El mismo de la otra vez

Ignorancia

Tardé muchos años en aceptar la responsabilidad de mis actos, durante mucho tiempo quise ocultar mis limitaciones y mis defectos culpando a quienes se me pusieran de modo, comprendo que para la mayoría de los seres humanos es muy difícil reconocer que somos seres imperfectos, que nunca seremos perfectos y que constantemente tenemos la posibilidad de fallar, por lo tanto, fallar o cometer errores de juicio no nos hace pecadores, villanos o seres despreciables, lo que nos hace todo lo anterior, es insistir en el error a sabiendas que mi modo de proceder no es el correcto ni el adecuado, de acuerdo a los valores humanos que están grabados en mi ADN desde el momento de mi concepción y sobre todo, si esos actos van en perjuicio de otras personas o grupos, con el fin de obtener un bien personal.
Durante algún tiempo, no fui tan diferente a muchos de los servidores públicos a quienes hago señalamientos, precisamente por eso los hago, porque conozco sus motivos y sus razones y la necedad y empecinamiento en sostener mentiras como verdades y mi punto de vista como el único, a pesar de no ser el adecuado, ni el más justo o equitativo.
Pensando en esto, he descubierto que son varios factores los que me han ayudado a dejar atrás esta actitud egoísta, que me impedía sentirme bien con quien soy, la educación que recibí de mis Padres, la formación religiosa que recibí y que me da certeza de la existencia de Dios, la educación académica, mis hermanos, familiares y amigos de quienes he recibido lo que ellos me han podido dar y por supuesto mi esposa y mis hijos que me enseñan todos los días lo bueno que tiene la vida para mí.

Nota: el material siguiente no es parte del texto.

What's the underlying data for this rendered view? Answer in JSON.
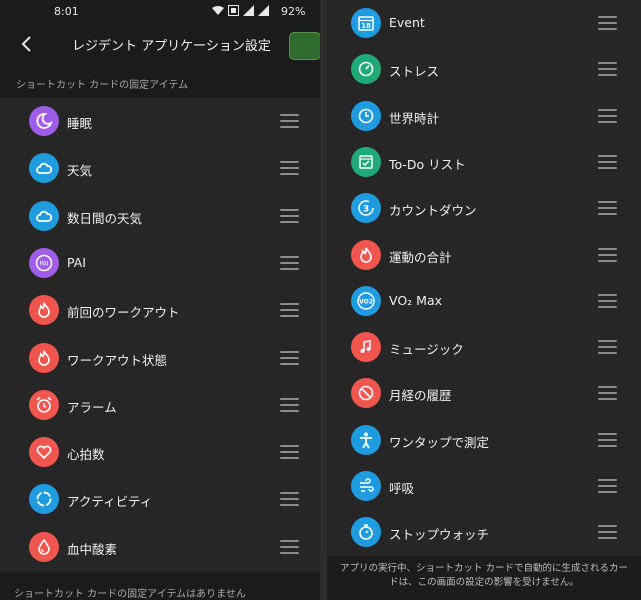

Hay un factor importante para que esta actitud de sabelotodo e intransigencia hacia los demás aflore, se llama IGNORANCIA, es importante comprender, que ignorante no es aquel que no ha recibido educación académica, este, académicamente puede ser ignorante.
Yo conozco a muchas personas que han sido privilegiados al momento de recibir educación, desde su casa, en escuelas privadas de renombre, que tienen maestrías y doctorados, líderes y políticos que deberían ser ejemplo para su comunidad, en cambio son IGNORANTES porque ignoran que la educación, los dones y los bienes que han recibido son para servir a los demás y no para servirse de los demás. Es necesario que terminemos con la IGNORANCIA que me impide servir a mi prójimo.
La IGNORANCIA propicia temor, inseguridad y desconfianza en uno mismo y esta, te conduce al egoísmo, a dudar de las intenciones de los demás, pierdes la capacidad para distinguir lo bueno de lo malo, no distingues quien se acerca para apoyarte y quien para atacarte, finalmente terminas por creer que el mundo conspira contra ti.  La IGNORANCIA está muy arraigada en la clase política de México.
“La ignorancia es la más peligrosa de las enfermedades y el origen de todas las demás”. Jaques Benigne.